Which means that their mission, to get their children to the Promised Land, is not about simply keeping their children alive, it is about education. They must raise their children to live well, to live lives of meaning, to live according to God, exactly the kind of people they were not able to be.
Deuteronomy 11:19 says:
וְלִמַּדְתֶּ֥ם אֹתָ֛ם אֶת־בְּנֵיכֶ֖ם לְדַבֵּ֣ר בָּ֑ם בְּשִׁבְתְּךָ֤ בְּבֵיתֶ֙ךָ֙ וּבְלֶכְתְּךָ֣ בַדֶּ֔רֶךְ וּֽבְשָׁכְבְּךָ֖ וּבְקוּמֶֽךָ׃
Teach them [meaning the paths of our people, the ways of God] to your children, speaking them in your homes and when you are out in the world, when you lie down and when you get up.
The Hebrew of the first half of the verse is fascinating though in its ambiguity. It says, literally:
וְלִמַּדְתֶּ֥ם אֹתָ֛ם אֶת־בְּנֵיכֶ֖ם
Teach them to your children
To speak them, implicitly to make them the basis of your life.
Who is the subject of the verb לְדַבֵּ֣ר? To speak? Who will learn to speak these ways of being in all areas of life? Is it the children, as you might expect, who are supposed to become fluent in the traditions? Or is it the parents who are doing the teaching that become fluent in them as they teach? The Hebrew is unclear.

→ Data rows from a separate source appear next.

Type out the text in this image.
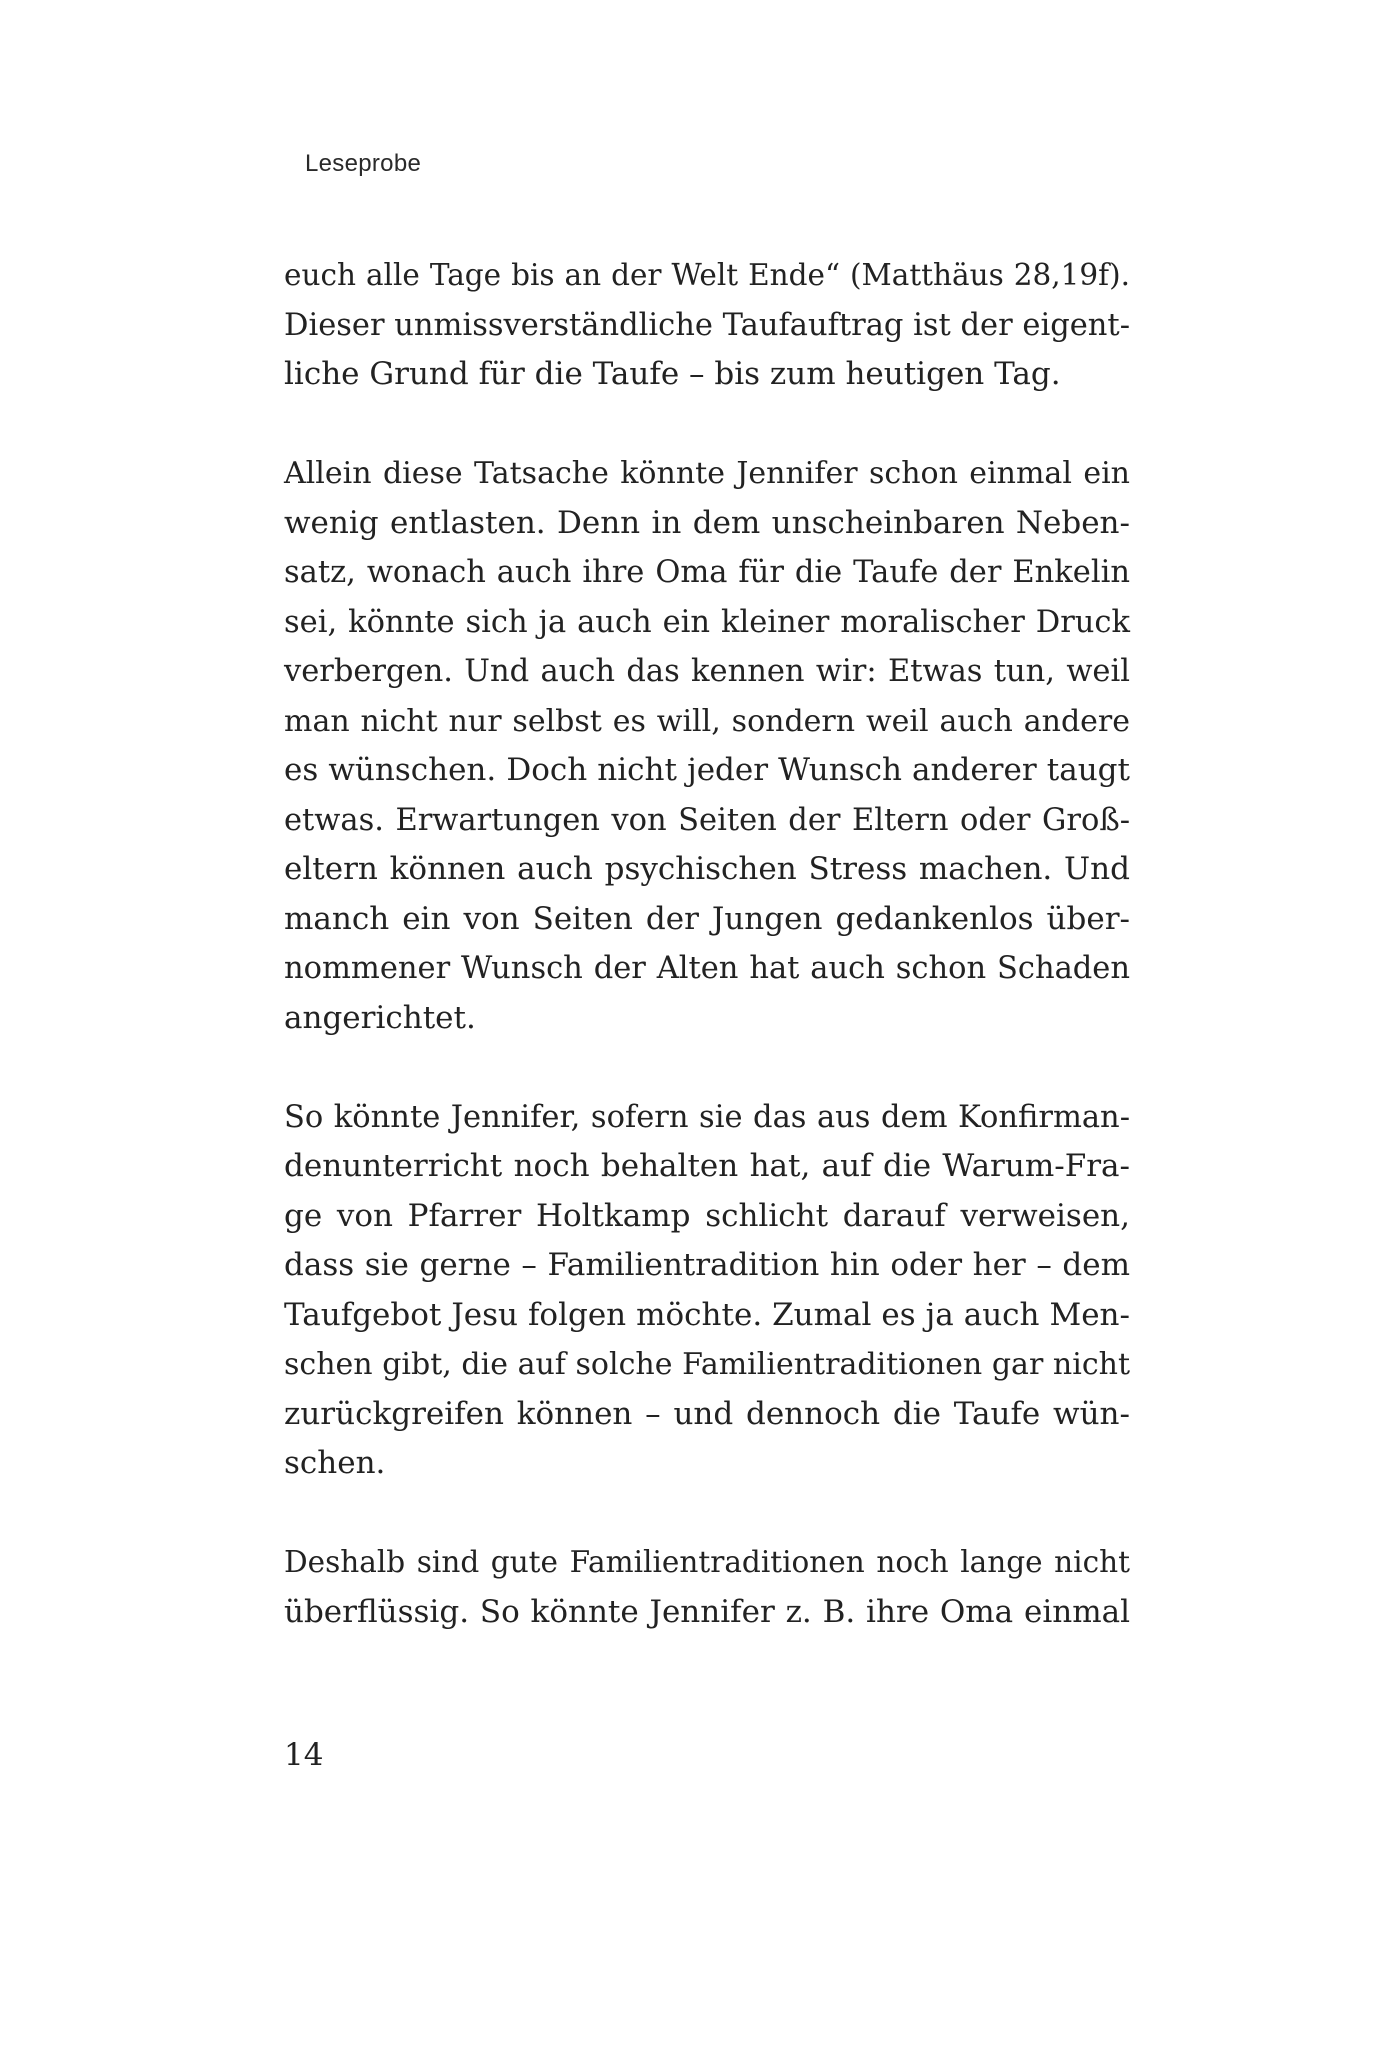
Leseprobe
euch alle Tage bis an der Welt Ende“ (Matthäus 28,19f).
Dieser unmissverständliche Taufauftrag ist der eigent-
liche Grund für die Taufe – bis zum heutigen Tag.
Allein diese Tatsache könnte Jennifer schon einmal ein
wenig entlasten. Denn in dem unscheinbaren Neben-
satz, wonach auch ihre Oma für die Taufe der Enkelin
sei, könnte sich ja auch ein kleiner moralischer Druck
verbergen. Und auch das kennen wir: Etwas tun, weil
man nicht nur selbst es will, sondern weil auch andere
es wünschen. Doch nicht jeder Wunsch anderer taugt
etwas. Erwartungen von Seiten der Eltern oder Groß-
eltern können auch psychischen Stress machen. Und
manch ein von Seiten der Jungen gedankenlos über-
nommener Wunsch der Alten hat auch schon Schaden
angerichtet.
So könnte Jennifer, sofern sie das aus dem Konfirman-
denunterricht noch behalten hat, auf die Warum-Fra-
ge von Pfarrer Holtkamp schlicht darauf verweisen,
dass sie gerne – Familientradition hin oder her – dem
Taufgebot Jesu folgen möchte. Zumal es ja auch Men-
schen gibt, die auf solche Familientraditionen gar nicht
zurückgreifen können – und dennoch die Taufe wün-
schen.
Deshalb sind gute Familientraditionen noch lange nicht
überflüssig. So könnte Jennifer z. B. ihre Oma einmal
14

The answer, of course, is both. In the act of teaching, if we take our work seriously, we internalize our subject matter more deeply. More than that, we as teachers must be transformed if we want to maximize our chances of success. The next generation’s fluency in and commitment to the values we hold dear is dramatically impacted by our own relationship to them and the extent to which we live what we preach. As the educational theorist Parker Palmer writes in his book “The Courage to Teach,” “Good teaching cannot be reduced to technique; good teaching comes from the identity and integrity of the teacher…As I teach, I project the condition of my soul onto my students, my subject, and our way of being together.”

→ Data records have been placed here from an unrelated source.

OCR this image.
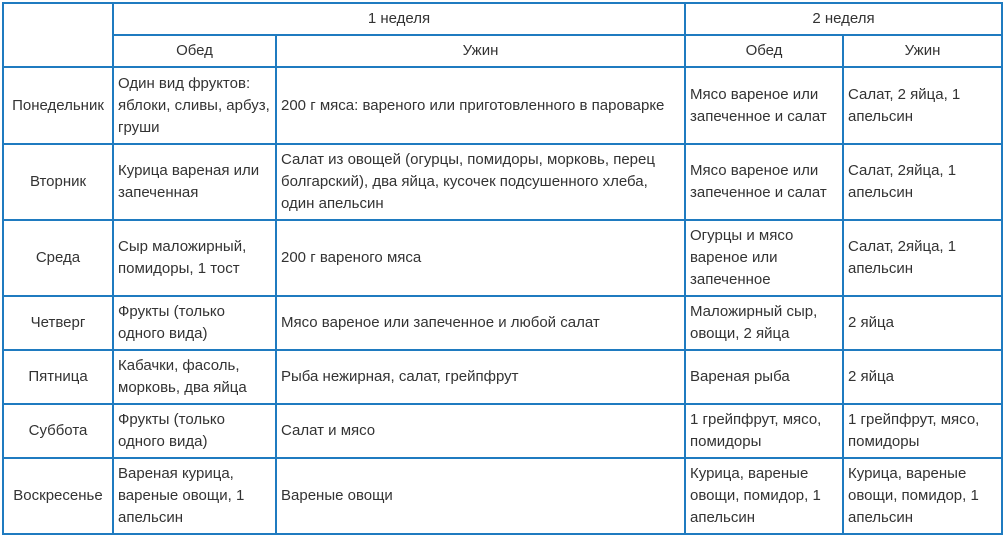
	1 неделя		2 неделя	
	Обед	Ужин	Обед	Ужин
Понедельник	Один вид фруктов: яблоки, сливы, арбуз, груши	200 г мяса: вареного или приготовленного в пароварке	Мясо вареное или запеченное и салат	Салат, 2 яйца, 1 апельсин
Вторник	Курица вареная или запеченная	Салат из овощей (огурцы, помидоры, морковь, перец болгарский), два яйца, кусочек подсушенного хлеба, один апельсин	Мясо вареное или запеченное и салат	Салат, 2яйца, 1 апельсин
Среда	Сыр маложирный, помидоры, 1 тост	200 г вареного мяса	Огурцы и мясо вареное или запеченное	Салат, 2яйца, 1 апельсин
Четверг	Фрукты (только одного вида)	Мясо вареное или запеченное и любой салат	Маложирный сыр, овощи, 2 яйца	2 яйца
Пятница	Кабачки, фасоль, морковь, два яйца	Рыба нежирная, салат, грейпфрут	Вареная рыба	2 яйца
Суббота	Фрукты (только одного вида)	Салат и мясо	1 грейпфрут, мясо, помидоры	1 грейпфрут, мясо, помидоры
Воскресенье	Вареная курица, вареные овощи, 1 апельсин	Вареные овощи	Курица, вареные овощи, помидор, 1 апельсин	Курица, вареные овощи, помидор, 1 апельсин
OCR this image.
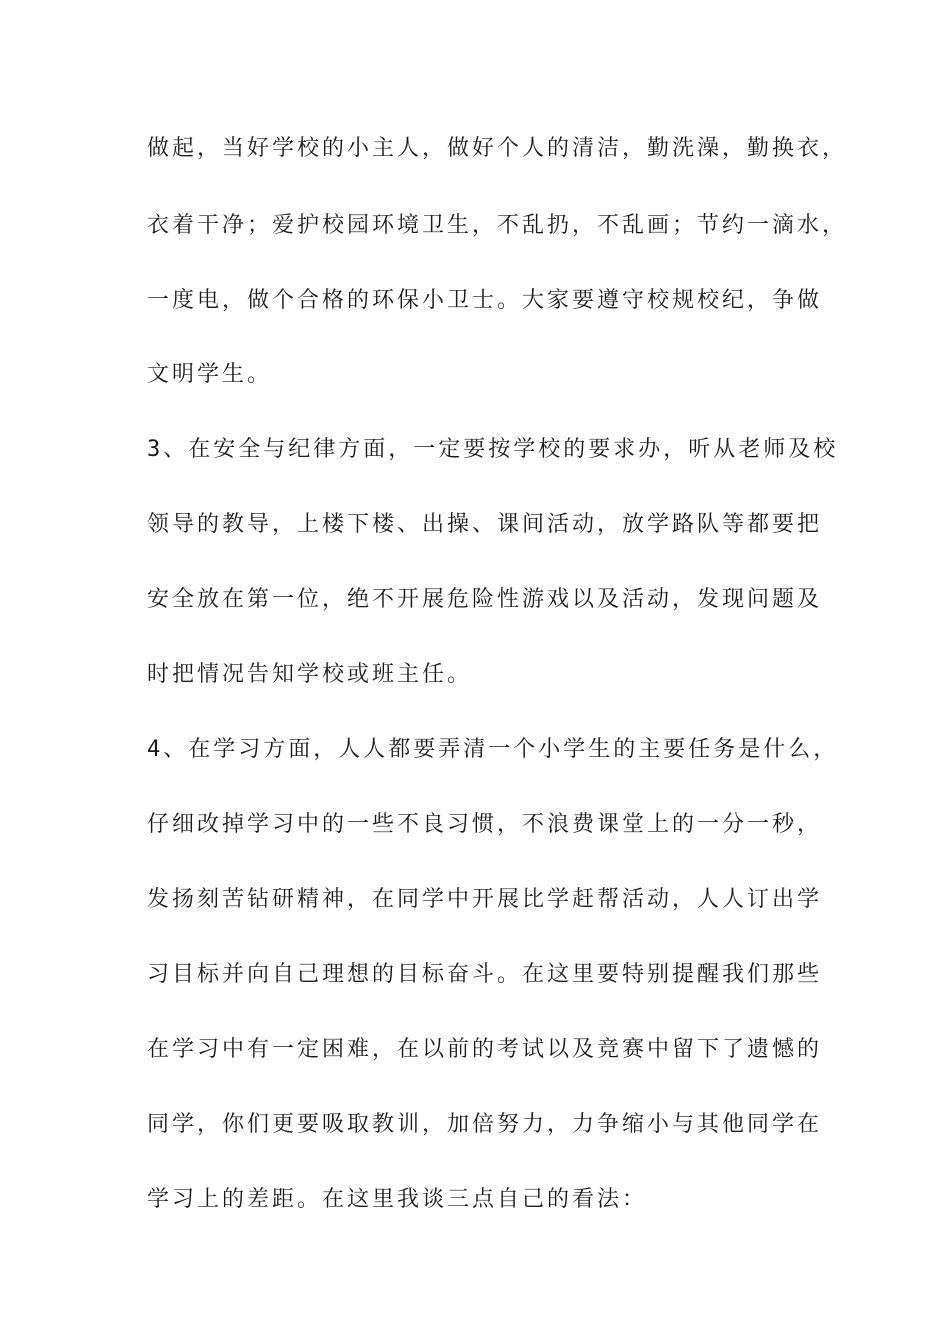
做起，当好学校的小主人，做好个人的清洁，勤洗澡，勤换衣，
衣着干净；爱护校园环境卫生，不乱扔，不乱画；节约一滴水，
一度电，做个合格的环保小卫士。大家要遵守校规校纪，争做
文明学生。
3、在安全与纪律方面，一定要按学校的要求办，听从老师及校
领导的教导，上楼下楼、出操、课间活动，放学路队等都要把
安全放在第一位，绝不开展危险性游戏以及活动，发现问题及
时把情况告知学校或班主任。
4、在学习方面，人人都要弄清一个小学生的主要任务是什么，
仔细改掉学习中的一些不良习惯，不浪费课堂上的一分一秒，
发扬刻苦钻研精神，在同学中开展比学赶帮活动，人人订出学
习目标并向自己理想的目标奋斗。在这里要特别提醒我们那些
在学习中有一定困难，在以前的考试以及竞赛中留下了遗憾的
同学，你们更要吸取教训，加倍努力，力争缩小与其他同学在
学习上的差距。在这里我谈三点自己的看法：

In the silence of the 40 years of wandering, in addition to hearing our ancestors persevere for the sake of future generations, we can hear transformation. We hear the Israelites internalize the faith they could not muster previously for the sake of and through the process of teaching their children to have that very faith. We hear the twisted thing become straight.
As we live through one of the most challenging times many of us have ever encountered, our collective retrenchment to partisanship in the face of a global pandemic and the confrontation with systemic and violent racism can make it seem as if our society is a twisted thing that cannot be made straight. Let us take hope from the Israelites in the wilderness, who struggled, failed, persevered and ultimately led their children to a better reality.
Rabbi Daniel Klein ’10 is associate dean of student life at Hebrew College in Newton Centre.